I remember sitting down with Isabel Morris prior to Trail hosting the B.C. Scotties Tournament of Hearts. Not only did I learn she was involved in creating the first women’s provincial curling championship but I found, at Isabel’s urging, tucked in a dresser drawer amid a bunch of curling pins was a gold medal from the 1938 world hockey championship that her husband Jimmy brought home.

I immediately called Jamie Forbes at the Historical Society who didn’t believe the medal existed until he checked it out himself. Now I have a special smile every time I see that medal hanging in the Trail museum.

There’s so much that I can smile about from 30 years at the Trail Times. It’s given me a place to call home where I raised a beautiful daughter. It’s given me a livelihood. It’s given me a lifetime of friends and memories.

For all that, I thank every reader that has ever picked up the Trail Times. Your continuous support allowed me to achieve all those highlights.

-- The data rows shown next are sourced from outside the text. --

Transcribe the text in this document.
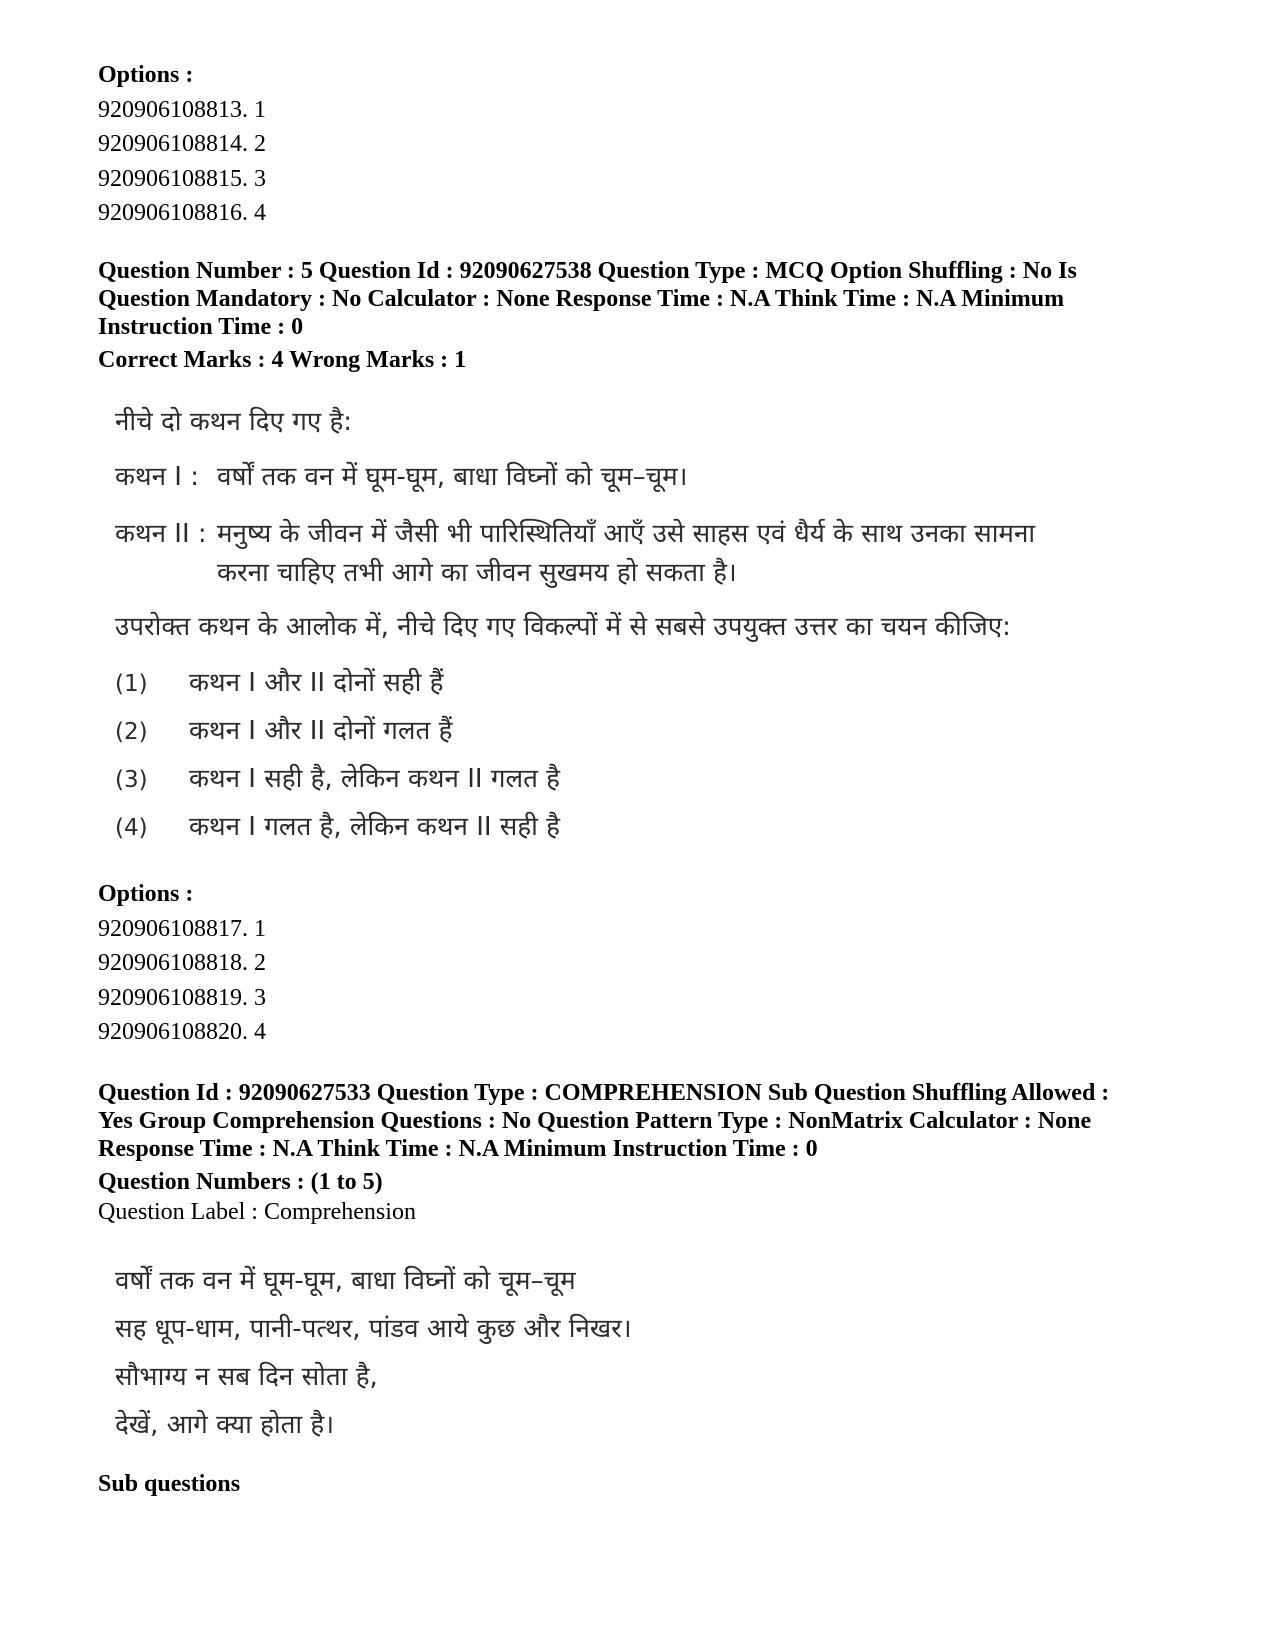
Options :
920906108813. 1
920906108814. 2
920906108815. 3
920906108816. 4
Question Number : 5 Question Id : 92090627538 Question Type : MCQ Option Shuffling : No Is
Question Mandatory : No Calculator : None Response Time : N.A Think Time : N.A Minimum
Instruction Time : 0
Correct Marks : 4 Wrong Marks : 1
नीचे दो कथन दिए गए है:
कथन I : वर्षों तक वन में घूम-घूम, बाधा विघ्नों को चूम–चूम।
कथन II : मनुष्य के जीवन में जैसी भी पारिस्थितियाँ आएँ उसे साहस एवं धैर्य के साथ उनका सामना
करना चाहिए तभी आगे का जीवन सुखमय हो सकता है।
उपरोक्त कथन के आलोक में, नीचे दिए गए विकल्पों में से सबसे उपयुक्त उत्तर का चयन कीजिए:
(1) कथन I और II दोनों सही हैं
(2) कथन I और II दोनों गलत हैं
(3) कथन I सही है, लेकिन कथन II गलत है
(4) कथन I गलत है, लेकिन कथन II सही है
Options :
920906108817. 1
920906108818. 2
920906108819. 3
920906108820. 4
Question Id : 92090627533 Question Type : COMPREHENSION Sub Question Shuffling Allowed :
Yes Group Comprehension Questions : No Question Pattern Type : NonMatrix Calculator : None
Response Time : N.A Think Time : N.A Minimum Instruction Time : 0
Question Numbers : (1 to 5)
Question Label : Comprehension
वर्षों तक वन में घूम-घूम, बाधा विघ्नों को चूम–चूम
सह धूप-धाम, पानी-पत्थर, पांडव आये कुछ और निखर।
सौभाग्य न सब दिन सोता है,
देखें, आगे क्या होता है।
Sub questions
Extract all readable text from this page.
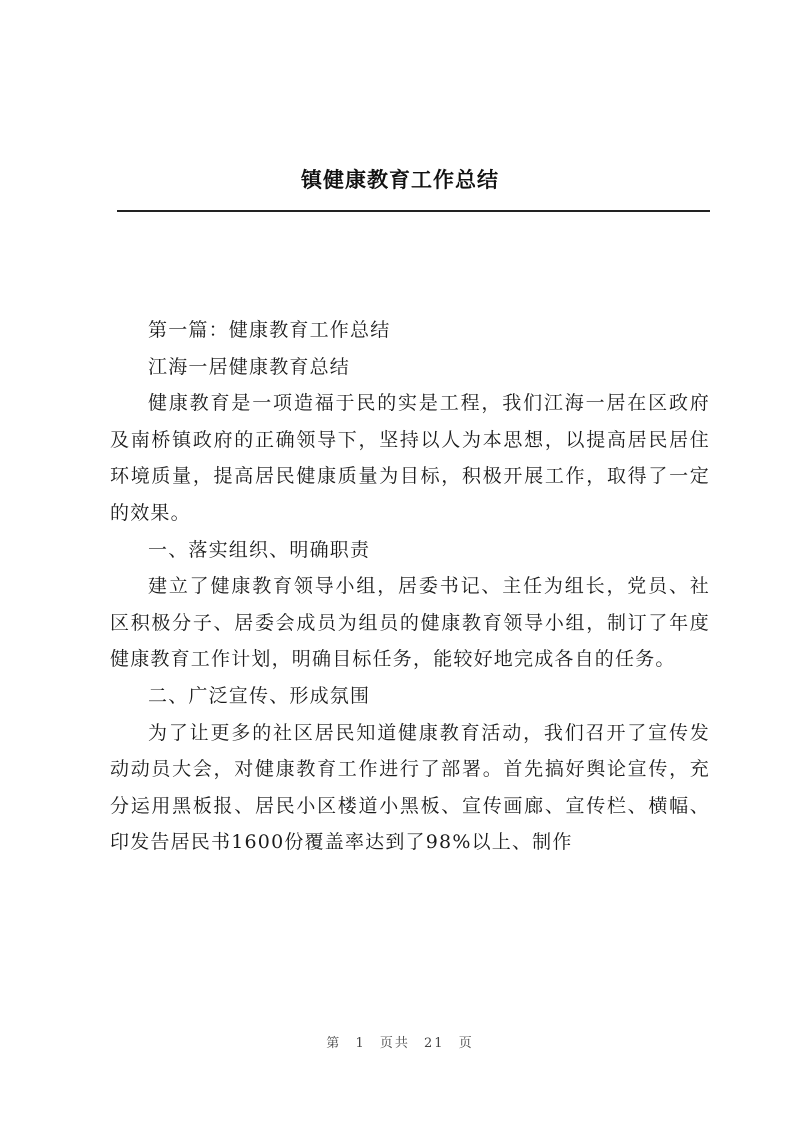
镇健康教育工作总结

第一篇：健康教育工作总结

江海一居健康教育总结

健康教育是一项造福于民的实是工程，我们江海一居在区政府及南桥镇政府的正确领导下，坚持以人为本思想，以提高居民居住环境质量，提高居民健康质量为目标，积极开展工作，取得了一定的效果。

一、落实组织、明确职责

建立了健康教育领导小组，居委书记、主任为组长，党员、社区积极分子、居委会成员为组员的健康教育领导小组，制订了年度健康教育工作计划，明确目标任务，能较好地完成各自的任务。

二、广泛宣传、形成氛围

为了让更多的社区居民知道健康教育活动，我们召开了宣传发动动员大会，对健康教育工作进行了部署。首先搞好舆论宣传，充分运用黑板报、居民小区楼道小黑板、宣传画廊、宣传栏、横幅、印发告居民书1600份覆盖率达到了98%以上、制作

第 1 页共 21 页
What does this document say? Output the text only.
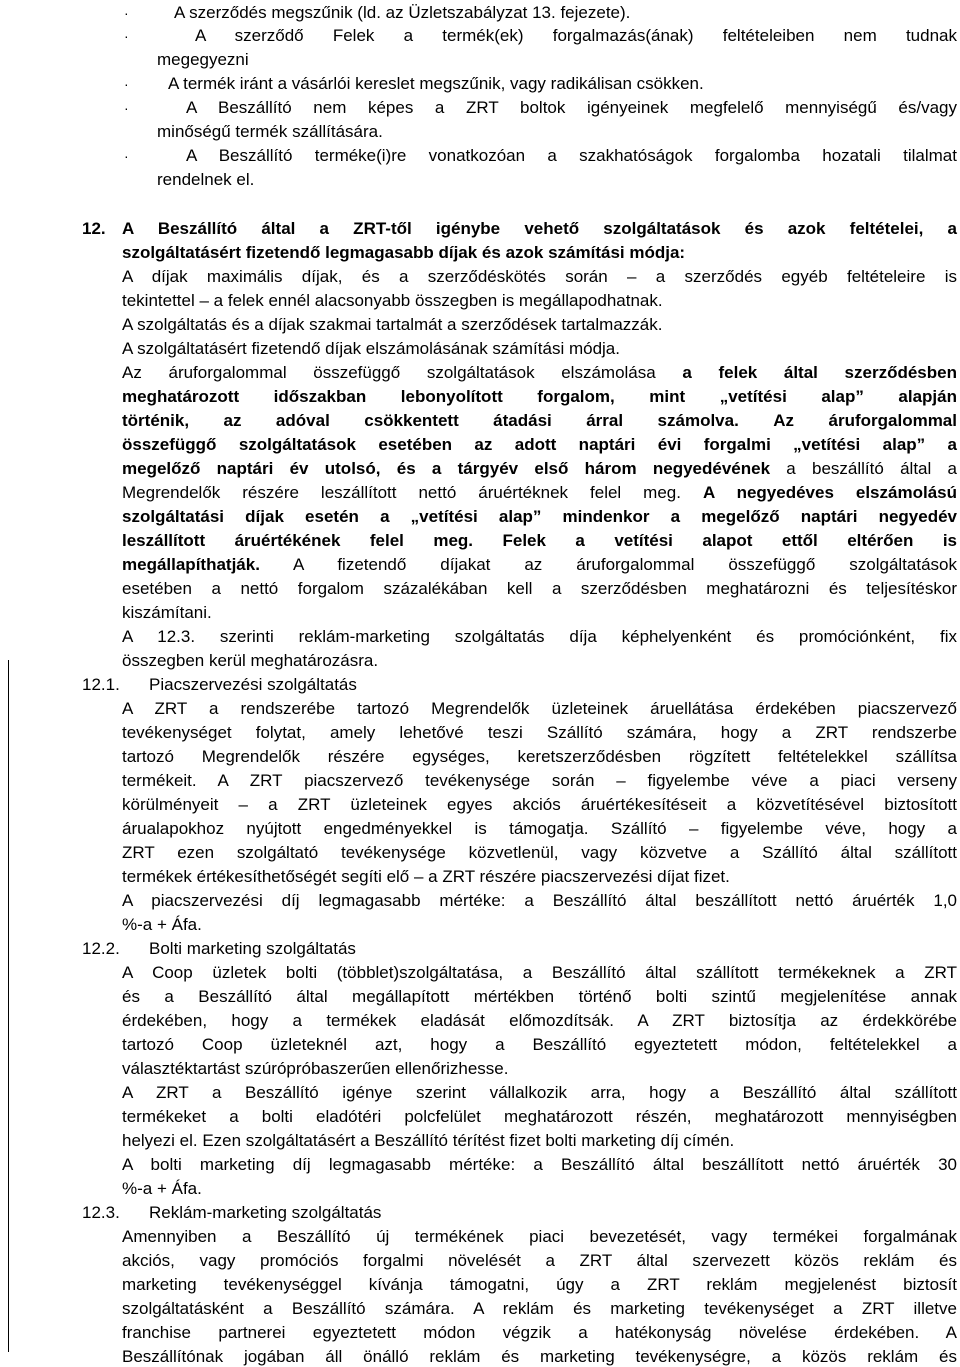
·	A szerződés megszűnik (ld. az Üzletszabályzat 13. fejezete).
·	A szerződő Felek a termék(ek) forgalmazás(ának) feltételeiben nem tudnak
megegyezni
· A termék iránt a vásárlói kereslet megszűnik, vagy radikálisan csökken.
·	A Beszállító nem képes a ZRT boltok igényeinek megfelelő mennyiségű és/vagy
minőségű termék szállítására.
·	A Beszállító terméke(i)re vonatkozóan a szakhatóságok forgalomba hozatali tilalmat
rendelnek el.
12. A Beszállító által a ZRT-től igénybe vehető szolgáltatások és azok feltételei, a
szolgáltatásért fizetendő legmagasabb díjak és azok számítási módja:
A díjak maximális díjak, és a szerződéskötés során – a szerződés egyéb feltételeire is
tekintettel – a felek ennél alacsonyabb összegben is megállapodhatnak.
A szolgáltatás és a díjak szakmai tartalmát a szerződések tartalmazzák.
A szolgáltatásért fizetendő díjak elszámolásának számítási módja.
Az áruforgalommal összefüggő szolgáltatások elszámolása a felek által szerződésben
meghatározott időszakban lebonyolított forgalom, mint „vetítési alap” alapján
történik, az adóval csökkentett átadási árral számolva. Az áruforgalommal
összefüggő szolgáltatások esetében az adott naptári évi forgalmi „vetítési alap” a
megelőző naptári év utolsó, és a tárgyév első három negyedévének a beszállító által a
Megrendelők részére leszállított nettó áruértéknek felel meg. A negyedéves elszámolású
szolgáltatási díjak esetén a „vetítési alap” mindenkor a megelőző naptári negyedév
leszállított áruértékének felel meg. Felek a vetítési alapot ettől eltérően is
megállapíthatják. A fizetendő díjakat az áruforgalommal összefüggő szolgáltatások
esetében a nettó forgalom százalékában kell a szerződésben meghatározni és teljesítéskor
kiszámítani.
A 12.3. szerinti reklám-marketing szolgáltatás díja képhelyenként és promóciónként, fix
összegben kerül meghatározásra.
12.1. Piacszervezési szolgáltatás
A ZRT a rendszerébe tartozó Megrendelők üzleteinek áruellátása érdekében piacszervező
tevékenységet folytat, amely lehetővé teszi Szállító számára, hogy a ZRT rendszerbe
tartozó Megrendelők részére egységes, keretszerződésben rögzített feltételekkel szállítsa
termékeit. A ZRT piacszervező tevékenysége során – figyelembe véve a piaci verseny
körülményeit – a ZRT üzleteinek egyes akciós áruértékesítéseit a közvetítésével biztosított
árualapokhoz nyújtott engedményekkel is támogatja. Szállító – figyelembe véve, hogy a
ZRT ezen szolgáltató tevékenysége közvetlenül, vagy közvetve a Szállító által szállított
termékek értékesíthetőségét segíti elő – a ZRT részére piacszervezési díjat fizet.
A piacszervezési díj legmagasabb mértéke: a Beszállító által beszállított nettó áruérték 1,0
%-a + Áfa.
12.2. Bolti marketing szolgáltatás
A Coop üzletek bolti (többlet)szolgáltatása, a Beszállító által szállított termékeknek a ZRT
és a Beszállító által megállapított mértékben történő bolti szintű megjelenítése annak
érdekében, hogy a termékek eladását előmozdítsák. A ZRT biztosítja az érdekkörébe
tartozó Coop üzleteknél azt, hogy a Beszállító egyeztetett módon, feltételekkel a
választéktartást szúrópróbaszerűen ellenőrizhesse.
A ZRT a Beszállító igénye szerint vállalkozik arra, hogy a Beszállító által szállított
termékeket a bolti eladótéri polcfelület meghatározott részén, meghatározott mennyiségben
helyezi el. Ezen szolgáltatásért a Beszállító térítést fizet bolti marketing díj címén.
A bolti marketing díj legmagasabb mértéke: a Beszállító által beszállított nettó áruérték 30
%-a + Áfa.
12.3. Reklám-marketing szolgáltatás
Amennyiben a Beszállító új termékének piaci bevezetését, vagy termékei forgalmának
akciós, vagy promóciós forgalmi növelését a ZRT által szervezett közös reklám és
marketing tevékenységgel kívánja támogatni, úgy a ZRT reklám megjelenést biztosít
szolgáltatásként a Beszállító számára. A reklám és marketing tevékenységet a ZRT illetve
franchise partnerei egyeztetett módon végzik a hatékonyság növelése érdekében. A
Beszállítónak jogában áll önálló reklám és marketing tevékenységre, a közös reklám és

I can’t list all the local people that I’ve admired for their dedication to keeping sports alive and thriving in the Home of Champions, there simply isn’t enough space and I’m afraid I’d leave someone out.

Nor can I list everyone that I’ve worked with either, not because I don’t remember names, but rather because of lack of space.

But it’s on that note, thinking about the people and events from the last 30 years, that I close off this final column.

It’s somewhat ironic that when I took over the editor’s role nine years ago the first line of my first column was a reference to the TV show “Star Trek the Next Generation.”

So with that in mind, I’ll wrap up my final column with the title of that franchise’s final TV episode — “All Good Things …”

But this isn’t an ending really, just the start of a new chapter. I’ll be around.

Thank you Trail Times and thank you to the people of Trail, Rossland, Beaver Valley and all points in between. You played a Kootenay-size role in making my life what it is today.

Guy Bertrand is retiring from his role as the managing editor of the Trail Times. He plans to ski as much as he can, camp as much as he can, and enjoy everything that makes living in the Kootenays so fantastic.